Note that I rearranged the placement of the NVRAM byte editor module to make room for the future LED display module driver module. This was easy since the byte editor only has connections to the hexadecimal keypad module, and is independent of everything else. I did need to improve the power/ground wiring network some more, mainly since the clock module only had a single connection each to ground and 5v that was too far from the modules it was not directly connected too. So I connected it at all four corners to all four modules that it talks to, respectively. So I’m still good to go running all these modules at 12.5875 MHz as they spread out more and more in the build-out process. Eventually I will be converting the designs that seem stable and are “keepers” to soldered bread boards. I’ve ordered a bunch of Samtek SSA-132-W-G stacking “shield” type headers to make a vertical stack of well-connected modules. I’ll either use my initial breadboard design that I got three of from OSH Park, or refine it a bit first and do another run. Here is the manufactured board:

Update 2023-08-28: LED panel timing circuit

Looking at the back of my LED 128x64 RGB panel, I see the critical chip type is labeled ICND2038S. Google search gave this data sheet:
https://olympianled.com/wp-content/uploads/2021/05/ICND2038S_datasheet_EN_2020_V1.6.pdf
This is written in a fairly confusing way, but gives some good hints and min/max specs. Playing with driving the panel, I came up with the following timing circuit that works great: The idea is to clock in 128 pairs of pixel data (two pixels in two rows are loaded per clock pulse), then, while the clock pulse is low just after this finishes, generate a positive latch pulse and a positive output enable pulse (OE is active low, but latches with a positive pulse). So there is a kind of double latching sequence going on. The neat things about this timing circuit are: 1) it does not require any timing gap between transmitting double rows, and 2) it uses only two chips (in the context of having the power-of-two set of clocks from the clock module) – a 74F175 acting as a serial-in-parallel-out shift register, with positive and inverted outputs, and a 74F08 positive AND gate. The use of the flip flop to sample the MSB pixel count signal serves to grab the count signal at a safe/stable point in time, not right at the count signal edge in other words.

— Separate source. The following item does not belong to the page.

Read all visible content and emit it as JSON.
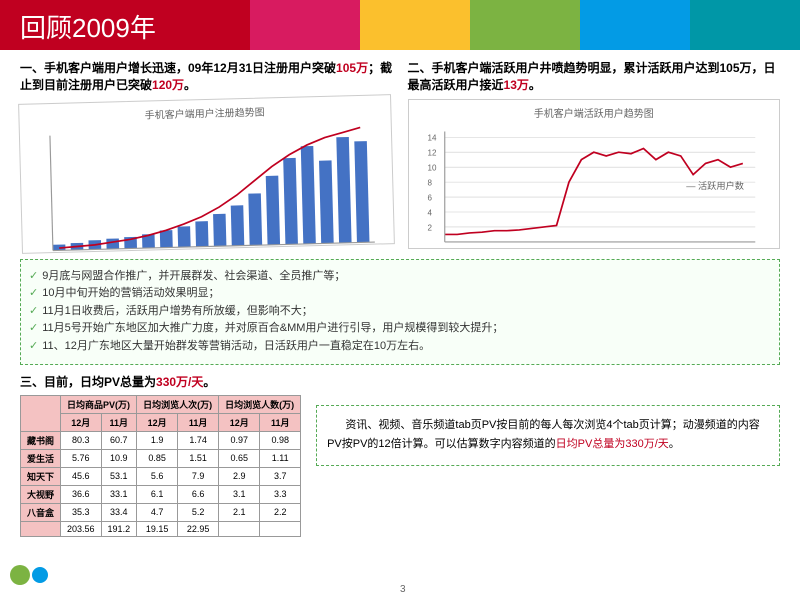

Here is the result in action, using some power-of-two clock signals as pixel data to get some color patterns. This timing circuit updates cleanly and correctly when I switch the input data, such as hooking one of the color inputs to 5v or ground. My next step is to get data during phi2 low, Apple ][ style. This will involve some surgery to switch the RAM’s address/data/control lines back and forth between the CPU and the video every phase of phi2, likely with a bit of delay/lag needed since the W65C05S needs 10ns beyond phi2 going low. My NVRAM, when powered, is equivalent to a 25ns SRAM, so I’ve got some timing margin to work with. I obtained some impressive-on-paper fast FET bus switches (both 2:1 and 1:1 styles). We’ll see how those work out.

Nice! I love the brightness and colour of that display, it'll be great when you have your font on it!